The town is a world apart in more than distance—full of people who see everything, say little, and know more than they’ll share with an outsider. The only exceptions are the handsome state cop who once badly broke Lizzie’s heart and desperately wants another chance—and Lizzie’s new boss, sheriff Cody Chevrier, who’s counting on her years of homicide experience to help him solve his most troubling case, before it’s too late.
A rash of freak accidents and suicides has left a string of dead men—all former local cops. Now the same cruel eyes that watched them die are on Lizzie—and so is the pressure to find out what sort of monster has his hooks in this town, what his ruthless game is, and just how brutally he’ll play to win. Whatever the truth is, its twisted roots lie in the desolate backwoods of Aroostook County: where the desperate disappear, the corrupt find shelter, and the innocent lose everything. It’s there that a cunning and utterly cold-blooded killer plans the fate of the helpless lives at his mercy—one of whom may be the lost child Lizzie will do anything to save. As a blizzard bears down, and Bearkill’s dark secrets claw their way to the surface, Lizzie gears up for a showdown that could leave the deep, driven snow stained blood red.
What I Say....This book was definitely a winter book. The thing that I always struggle with winter books is the description of the weather, and the bleakness of the cold. I grew up in that kind of cold, and after four years in Arizona, I still have a very emotional reaction to cold weather.
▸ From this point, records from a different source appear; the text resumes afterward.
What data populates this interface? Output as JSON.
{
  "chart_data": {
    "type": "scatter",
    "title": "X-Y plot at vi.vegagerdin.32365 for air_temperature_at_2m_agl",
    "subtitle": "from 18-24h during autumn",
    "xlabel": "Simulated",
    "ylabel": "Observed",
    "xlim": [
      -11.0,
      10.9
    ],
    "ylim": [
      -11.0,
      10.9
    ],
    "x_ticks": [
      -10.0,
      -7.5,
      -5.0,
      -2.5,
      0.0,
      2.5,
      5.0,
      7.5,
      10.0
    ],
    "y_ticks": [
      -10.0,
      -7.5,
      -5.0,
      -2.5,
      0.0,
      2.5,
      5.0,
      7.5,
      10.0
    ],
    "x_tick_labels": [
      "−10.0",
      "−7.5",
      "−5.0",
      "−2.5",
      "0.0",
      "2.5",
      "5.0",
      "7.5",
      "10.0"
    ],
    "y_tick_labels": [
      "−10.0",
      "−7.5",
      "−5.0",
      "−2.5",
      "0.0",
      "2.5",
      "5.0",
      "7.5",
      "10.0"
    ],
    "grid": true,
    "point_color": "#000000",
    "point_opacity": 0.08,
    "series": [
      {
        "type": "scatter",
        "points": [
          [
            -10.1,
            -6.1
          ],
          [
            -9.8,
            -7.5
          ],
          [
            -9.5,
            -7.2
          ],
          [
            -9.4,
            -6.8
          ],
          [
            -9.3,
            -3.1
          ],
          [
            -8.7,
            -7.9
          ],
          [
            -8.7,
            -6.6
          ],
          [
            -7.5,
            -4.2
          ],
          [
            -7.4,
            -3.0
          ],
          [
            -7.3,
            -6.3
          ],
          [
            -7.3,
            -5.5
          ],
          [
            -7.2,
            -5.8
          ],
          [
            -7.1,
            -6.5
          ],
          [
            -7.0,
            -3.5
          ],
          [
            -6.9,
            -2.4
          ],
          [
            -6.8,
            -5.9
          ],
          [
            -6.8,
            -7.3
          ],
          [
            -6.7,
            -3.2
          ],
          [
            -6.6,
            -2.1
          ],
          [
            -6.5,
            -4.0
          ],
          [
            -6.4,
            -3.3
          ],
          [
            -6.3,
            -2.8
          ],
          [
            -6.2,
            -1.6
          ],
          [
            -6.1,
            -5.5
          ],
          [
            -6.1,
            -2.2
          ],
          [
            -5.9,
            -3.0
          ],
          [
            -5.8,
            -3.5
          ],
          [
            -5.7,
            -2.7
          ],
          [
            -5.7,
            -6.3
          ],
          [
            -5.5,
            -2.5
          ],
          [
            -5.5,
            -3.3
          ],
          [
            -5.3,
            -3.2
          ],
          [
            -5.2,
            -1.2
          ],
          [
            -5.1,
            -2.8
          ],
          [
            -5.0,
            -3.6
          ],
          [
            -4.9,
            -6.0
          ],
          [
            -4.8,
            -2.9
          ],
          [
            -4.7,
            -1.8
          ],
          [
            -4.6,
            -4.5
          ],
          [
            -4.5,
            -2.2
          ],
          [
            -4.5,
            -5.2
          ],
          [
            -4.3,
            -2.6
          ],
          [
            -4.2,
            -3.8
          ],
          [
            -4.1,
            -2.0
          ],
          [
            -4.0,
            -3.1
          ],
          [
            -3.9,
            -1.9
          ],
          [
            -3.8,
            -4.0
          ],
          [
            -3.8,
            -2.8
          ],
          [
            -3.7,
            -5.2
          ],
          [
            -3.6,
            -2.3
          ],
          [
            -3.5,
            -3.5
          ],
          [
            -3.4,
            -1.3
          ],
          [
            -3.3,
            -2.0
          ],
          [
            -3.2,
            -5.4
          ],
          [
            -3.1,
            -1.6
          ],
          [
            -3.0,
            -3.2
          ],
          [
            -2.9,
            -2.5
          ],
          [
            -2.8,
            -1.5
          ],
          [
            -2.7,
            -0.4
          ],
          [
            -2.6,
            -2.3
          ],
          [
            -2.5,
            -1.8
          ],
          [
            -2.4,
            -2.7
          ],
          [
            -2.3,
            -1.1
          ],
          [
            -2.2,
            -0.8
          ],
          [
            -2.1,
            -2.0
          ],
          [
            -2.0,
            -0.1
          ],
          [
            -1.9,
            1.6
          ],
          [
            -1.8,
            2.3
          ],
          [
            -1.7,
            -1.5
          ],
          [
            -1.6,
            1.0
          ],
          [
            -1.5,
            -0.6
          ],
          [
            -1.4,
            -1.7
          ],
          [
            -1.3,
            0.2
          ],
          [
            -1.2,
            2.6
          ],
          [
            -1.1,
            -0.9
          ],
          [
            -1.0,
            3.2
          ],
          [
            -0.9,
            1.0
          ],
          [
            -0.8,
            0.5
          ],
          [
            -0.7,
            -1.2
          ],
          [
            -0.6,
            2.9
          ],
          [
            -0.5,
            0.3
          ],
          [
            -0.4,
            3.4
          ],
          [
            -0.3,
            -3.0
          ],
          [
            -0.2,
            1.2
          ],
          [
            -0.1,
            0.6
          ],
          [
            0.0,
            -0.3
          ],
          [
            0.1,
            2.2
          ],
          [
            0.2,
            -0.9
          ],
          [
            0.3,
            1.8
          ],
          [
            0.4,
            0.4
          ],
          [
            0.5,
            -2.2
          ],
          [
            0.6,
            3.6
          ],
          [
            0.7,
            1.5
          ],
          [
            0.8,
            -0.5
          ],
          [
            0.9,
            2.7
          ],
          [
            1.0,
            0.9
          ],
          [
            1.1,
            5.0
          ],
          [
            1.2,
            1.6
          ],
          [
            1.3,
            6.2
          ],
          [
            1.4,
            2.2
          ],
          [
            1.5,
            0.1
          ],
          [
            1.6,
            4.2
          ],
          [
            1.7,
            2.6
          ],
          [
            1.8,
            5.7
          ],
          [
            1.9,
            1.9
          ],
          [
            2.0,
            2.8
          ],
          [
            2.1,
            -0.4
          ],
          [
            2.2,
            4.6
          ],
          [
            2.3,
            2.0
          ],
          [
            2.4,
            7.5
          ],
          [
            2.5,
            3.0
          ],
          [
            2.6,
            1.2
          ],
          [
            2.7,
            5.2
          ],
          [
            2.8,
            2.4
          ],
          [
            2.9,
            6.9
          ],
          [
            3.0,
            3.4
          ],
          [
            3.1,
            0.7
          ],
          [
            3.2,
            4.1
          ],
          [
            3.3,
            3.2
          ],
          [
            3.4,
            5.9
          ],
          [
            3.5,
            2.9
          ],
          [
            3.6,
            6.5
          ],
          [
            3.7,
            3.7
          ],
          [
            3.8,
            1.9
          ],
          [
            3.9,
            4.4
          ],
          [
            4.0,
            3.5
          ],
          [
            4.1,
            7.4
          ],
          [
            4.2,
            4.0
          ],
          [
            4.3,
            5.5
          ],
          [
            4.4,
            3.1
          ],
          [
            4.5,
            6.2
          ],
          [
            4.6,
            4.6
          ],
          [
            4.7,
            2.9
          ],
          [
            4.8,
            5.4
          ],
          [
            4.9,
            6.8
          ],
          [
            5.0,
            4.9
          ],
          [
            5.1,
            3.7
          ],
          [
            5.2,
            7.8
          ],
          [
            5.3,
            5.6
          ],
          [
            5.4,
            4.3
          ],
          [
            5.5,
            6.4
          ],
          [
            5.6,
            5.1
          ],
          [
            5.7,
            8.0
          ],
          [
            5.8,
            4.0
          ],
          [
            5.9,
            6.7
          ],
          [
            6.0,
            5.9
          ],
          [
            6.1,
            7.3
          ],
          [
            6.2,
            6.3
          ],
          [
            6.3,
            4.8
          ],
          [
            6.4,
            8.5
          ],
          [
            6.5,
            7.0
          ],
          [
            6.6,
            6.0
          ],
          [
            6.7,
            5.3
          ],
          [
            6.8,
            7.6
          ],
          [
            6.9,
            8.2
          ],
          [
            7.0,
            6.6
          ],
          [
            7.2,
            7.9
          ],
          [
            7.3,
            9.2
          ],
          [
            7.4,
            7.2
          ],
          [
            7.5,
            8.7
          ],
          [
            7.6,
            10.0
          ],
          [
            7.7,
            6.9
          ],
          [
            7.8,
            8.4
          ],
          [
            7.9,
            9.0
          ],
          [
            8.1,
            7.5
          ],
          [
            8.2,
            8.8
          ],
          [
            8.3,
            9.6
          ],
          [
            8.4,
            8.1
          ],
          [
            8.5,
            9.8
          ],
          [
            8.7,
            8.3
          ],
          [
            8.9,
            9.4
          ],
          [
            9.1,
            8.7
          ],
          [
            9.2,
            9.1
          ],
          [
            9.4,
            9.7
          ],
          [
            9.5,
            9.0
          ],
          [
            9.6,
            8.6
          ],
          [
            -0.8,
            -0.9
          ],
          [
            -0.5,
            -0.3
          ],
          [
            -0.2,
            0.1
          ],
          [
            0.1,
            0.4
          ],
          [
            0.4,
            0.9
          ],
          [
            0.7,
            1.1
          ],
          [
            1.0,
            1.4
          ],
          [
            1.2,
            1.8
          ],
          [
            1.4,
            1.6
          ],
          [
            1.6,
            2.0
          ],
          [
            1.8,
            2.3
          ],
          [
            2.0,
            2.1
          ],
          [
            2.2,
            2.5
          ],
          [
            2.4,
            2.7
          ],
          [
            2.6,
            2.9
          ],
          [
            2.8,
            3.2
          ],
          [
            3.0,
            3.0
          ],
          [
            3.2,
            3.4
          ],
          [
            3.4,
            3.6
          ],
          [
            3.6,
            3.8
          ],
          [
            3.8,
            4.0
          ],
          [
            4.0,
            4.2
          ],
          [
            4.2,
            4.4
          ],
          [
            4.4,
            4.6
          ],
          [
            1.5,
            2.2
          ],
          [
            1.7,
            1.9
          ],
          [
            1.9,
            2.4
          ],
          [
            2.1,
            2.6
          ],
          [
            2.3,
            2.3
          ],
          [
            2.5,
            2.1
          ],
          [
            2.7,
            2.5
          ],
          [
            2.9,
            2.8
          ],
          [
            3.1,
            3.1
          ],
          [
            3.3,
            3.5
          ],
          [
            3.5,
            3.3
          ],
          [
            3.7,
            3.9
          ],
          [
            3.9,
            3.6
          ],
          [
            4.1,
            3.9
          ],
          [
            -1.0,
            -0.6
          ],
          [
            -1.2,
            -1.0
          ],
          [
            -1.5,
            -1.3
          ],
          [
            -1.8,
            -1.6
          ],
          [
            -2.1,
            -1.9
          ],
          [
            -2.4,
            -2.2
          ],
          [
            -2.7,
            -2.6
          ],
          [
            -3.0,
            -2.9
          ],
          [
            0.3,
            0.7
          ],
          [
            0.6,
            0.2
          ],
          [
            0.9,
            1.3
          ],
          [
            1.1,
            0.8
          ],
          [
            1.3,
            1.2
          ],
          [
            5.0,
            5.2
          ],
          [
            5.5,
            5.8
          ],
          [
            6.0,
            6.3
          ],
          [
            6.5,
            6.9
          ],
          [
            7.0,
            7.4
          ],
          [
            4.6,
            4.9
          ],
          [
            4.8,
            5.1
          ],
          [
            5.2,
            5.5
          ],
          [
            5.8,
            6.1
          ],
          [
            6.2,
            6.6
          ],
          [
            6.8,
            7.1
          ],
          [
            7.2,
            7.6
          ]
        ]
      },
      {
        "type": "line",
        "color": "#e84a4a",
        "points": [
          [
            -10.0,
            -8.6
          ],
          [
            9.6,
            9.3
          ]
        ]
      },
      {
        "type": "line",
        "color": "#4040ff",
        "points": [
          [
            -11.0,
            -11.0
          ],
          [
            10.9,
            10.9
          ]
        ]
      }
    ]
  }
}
It depresses me and creates an instant bad mood.
However depressing the weather was, and the rural area was equally awful, this was a good mystery. I definitely wish I had read earlier books where Lizzie was featured, because I don't feel like I ever understood why her sister's daughter disappeared, or why they would think this child would suddenly appear in the rural wilderness with a total stranger.
In Spud, the author captured the feeling of hopelessness that kids growing up in a poverty stricken rural area feel. Lizzie was giving Spud the chance to go the right way, but the mystery man offered him another path, which he apparently was a lot more familiar with than we knew in the beginning.
The book left off paving the way for the next Lizzie Snow book. I grew to dislike the Eve series by Iris Johansen, so I hope they don't drag on the search for the missing niece through too many books.
Thank you to NetGalley and Bantam for the ARC of this book in exchange for an honest review.